- author, James Waterhouse
- To roll, Correspondent in kyiv (Ukraine)
Relations may have been close, the handshakes firm, but Ukrainian President Volodymyr Zelensky had his work cut out for him during his trip to the United States and Canada.
Canadian Prime Minister Justin Trudeau has pledged to support Ukraine “for as long as necessary” against the Russian invasion, and has cross-party support in the effort.
America’s pockets are deeper, but the political question is much more complicated.
Zelensky got $325 million in military aid from the White House, but it wasn’t the $24 billion he was hoping for. The billion-dollar military aid proposal is stalled in Congress, which is nearly paralyzed by disagreements over the budget.
The difficulties do not end there.
In addition to his meeting with US President Joe Biden, the Ukrainian leader also met with Republican politicians who are struggling to contain growing skepticism within their party.
“We are protecting the free world, which should receive the support of the Republicans,” says a Ukrainian government adviser in kyiv.
“It was more difficult when the war started, because it was chaos,” he says. “Now we can be more specific in our requests because we know what our allies have and where they store it.”
But increasingly, allied countries are facing questions like “why should Ukraine continue to receive a blank check?” » and “how does the country plan to win the war?” “.
The Ukrainian president tried to answer these two questions on the international stage. Today, it seems he has done more negotiating than campaigning – precisely to maintain Western aid.
And this during a week in which kyiv fell out with one of its most loyal allies, Poland, in a dispute over Ukrainian grain.
The ban on Ukrainian imports led President Zelensky to indirectly accuse Warsaw of “helping Russia.”
Polish President Andrzej Duda then compared Ukraine to “a drowning person with whom we can drown together.”
Since then, the situation has calmed down.
Even for an experienced warlord, Ukraine’s president is facing diplomatically difficult times.
Upcoming elections in partner countries such as Poland, Slovakia and the United States make the picture murkier. Some candidates prioritize domestic issues over military support for Ukraine.
“The need to balance military aid and voter satisfaction makes things really complicated,” says Serhiy Gerasymchuk of Prism, a Ukrainian foreign policy think tank.
“Ukraine must consider promoting its interests using all possible instruments, while taking into account the situation in partner countries and the European Union. This is a challenge,” says Gerasymchuk.
This is the kind of question that Russian leader Vladimir Putin need not worry about.
This is why kyiv is trying to present this war as a fight not only for its sovereignty, but also for democracy.

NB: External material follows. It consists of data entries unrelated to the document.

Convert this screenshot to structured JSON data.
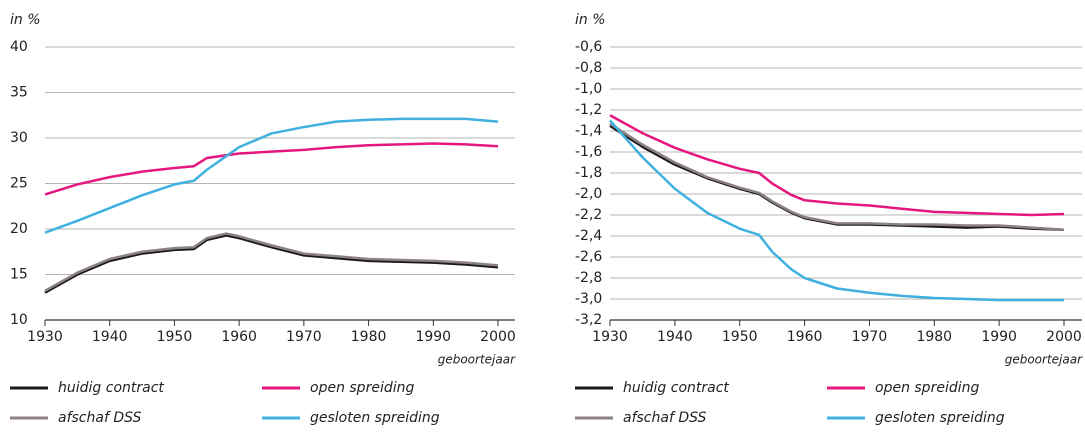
{
  "chart_data": [
    {
      "type": "line",
      "ylabel": "in %",
      "xlabel": "geboortejaar",
      "x": [
        1930,
        1935,
        1940,
        1945,
        1950,
        1953,
        1955,
        1958,
        1960,
        1965,
        1970,
        1975,
        1980,
        1985,
        1990,
        1995,
        2000
      ],
      "xlim": [
        1930,
        2000
      ],
      "xticks": [
        1930,
        1940,
        1950,
        1960,
        1970,
        1980,
        1990,
        2000
      ],
      "ylim": [
        10,
        40
      ],
      "yticks": [
        10,
        15,
        20,
        25,
        30,
        35,
        40
      ],
      "grid": true,
      "series": [
        {
          "name": "huidig contract",
          "color": "#1a1a1a",
          "values": [
            13,
            15,
            16.5,
            17.3,
            17.7,
            17.8,
            18.8,
            19.3,
            19.0,
            18.0,
            17.1,
            16.8,
            16.5,
            16.4,
            16.3,
            16.1,
            15.8
          ]
        },
        {
          "name": "afschaf DSS",
          "color": "#8c8282",
          "values": [
            13.2,
            15.2,
            16.7,
            17.5,
            17.9,
            18.0,
            19.0,
            19.5,
            19.2,
            18.2,
            17.3,
            17.0,
            16.7,
            16.6,
            16.5,
            16.3,
            16.0
          ]
        },
        {
          "name": "open spreiding",
          "color": "#e5177e",
          "values": [
            23.8,
            24.9,
            25.7,
            26.3,
            26.7,
            26.9,
            27.8,
            28.1,
            28.3,
            28.5,
            28.7,
            29.0,
            29.2,
            29.3,
            29.4,
            29.3,
            29.1
          ]
        },
        {
          "name": "gesloten spreiding",
          "color": "#3fb0e0",
          "values": [
            19.6,
            20.9,
            22.3,
            23.7,
            24.9,
            25.3,
            26.5,
            28.0,
            29.0,
            30.5,
            31.2,
            31.8,
            32.0,
            32.1,
            32.1,
            32.1,
            31.8
          ]
        }
      ]
    },
    {
      "type": "line",
      "ylabel": "in %",
      "xlabel": "geboortejaar",
      "x": [
        1930,
        1935,
        1940,
        1945,
        1950,
        1953,
        1955,
        1958,
        1960,
        1965,
        1970,
        1975,
        1980,
        1985,
        1990,
        1995,
        2000
      ],
      "xlim": [
        1930,
        2000
      ],
      "xticks": [
        1930,
        1940,
        1950,
        1960,
        1970,
        1980,
        1990,
        2000
      ],
      "ylim": [
        -3.2,
        -0.6
      ],
      "yticks": [
        {
          "value": -3.2,
          "label": "-3,2"
        },
        {
          "value": -3.0,
          "label": "-3,0"
        },
        {
          "value": -2.8,
          "label": "-2,8"
        },
        {
          "value": -2.6,
          "label": "-2,6"
        },
        {
          "value": -2.4,
          "label": "-2,4"
        },
        {
          "value": -2.2,
          "label": "-2,2"
        },
        {
          "value": -2.0,
          "label": "-2,0"
        },
        {
          "value": -1.8,
          "label": "-1,8"
        },
        {
          "value": -1.6,
          "label": "-1,6"
        },
        {
          "value": -1.4,
          "label": "-1,4"
        },
        {
          "value": -1.2,
          "label": "-1,2"
        },
        {
          "value": -1.0,
          "label": "-1,0"
        },
        {
          "value": -0.8,
          "label": "-0,8"
        },
        {
          "value": -0.6,
          "label": "-0,6"
        }
      ],
      "grid": true,
      "series": [
        {
          "name": "huidig contract",
          "color": "#1a1a1a",
          "values": [
            -1.35,
            -1.55,
            -1.72,
            -1.85,
            -1.95,
            -2.0,
            -2.08,
            -2.18,
            -2.23,
            -2.29,
            -2.29,
            -2.3,
            -2.31,
            -2.32,
            -2.31,
            -2.33,
            -2.34
          ]
        },
        {
          "name": "afschaf DSS",
          "color": "#8c8282",
          "values": [
            -1.33,
            -1.53,
            -1.7,
            -1.84,
            -1.94,
            -1.99,
            -2.07,
            -2.17,
            -2.22,
            -2.28,
            -2.28,
            -2.29,
            -2.29,
            -2.3,
            -2.3,
            -2.32,
            -2.34
          ]
        },
        {
          "name": "open spreiding",
          "color": "#e5177e",
          "values": [
            -1.25,
            -1.42,
            -1.56,
            -1.67,
            -1.76,
            -1.8,
            -1.9,
            -2.01,
            -2.06,
            -2.09,
            -2.11,
            -2.14,
            -2.17,
            -2.18,
            -2.19,
            -2.2,
            -2.19
          ]
        },
        {
          "name": "gesloten spreiding",
          "color": "#3fb0e0",
          "values": [
            -1.3,
            -1.65,
            -1.95,
            -2.18,
            -2.33,
            -2.39,
            -2.55,
            -2.72,
            -2.8,
            -2.9,
            -2.94,
            -2.97,
            -2.99,
            -3.0,
            -3.01,
            -3.01,
            -3.01
          ]
        }
      ]
    }
  ]
}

After the fall of the Soviet Union, Ukraine, Russia, the United States and the United Kingdom signed the 1994 Budapest Memorandum.
Ukraine handed over Soviet nuclear weapons remaining on its soil to Russia in exchange for the promise that its territorial integrity would be respected and defended by the other signatory countries of the treaty.
Nine years of Russian aggression have made this deal seem like a broken promise.
Kiev is also trying to develop a long-term plan while seeking to better interact with countries like Brazil and South Africa, which have been apathetic in the face of the Russian invasion.
It is a strategy that did not bring immediate results.
“The truth is that we depend on success on the front line,” says the Ukrainian government adviser.
He claims that the media have greatly simplified the Ukrainian counter-offensive.
For him, the media focused too much on the frontline theater, where gains were marginal, and less on the substantial successes of missile strikes in Crimea and attacks on Russian warships.
Ukraine has always declared that it will not let anyone “rush” it into its counter-offensive. As the politics of this war become increasingly tied to combat, this will be tested more than ever.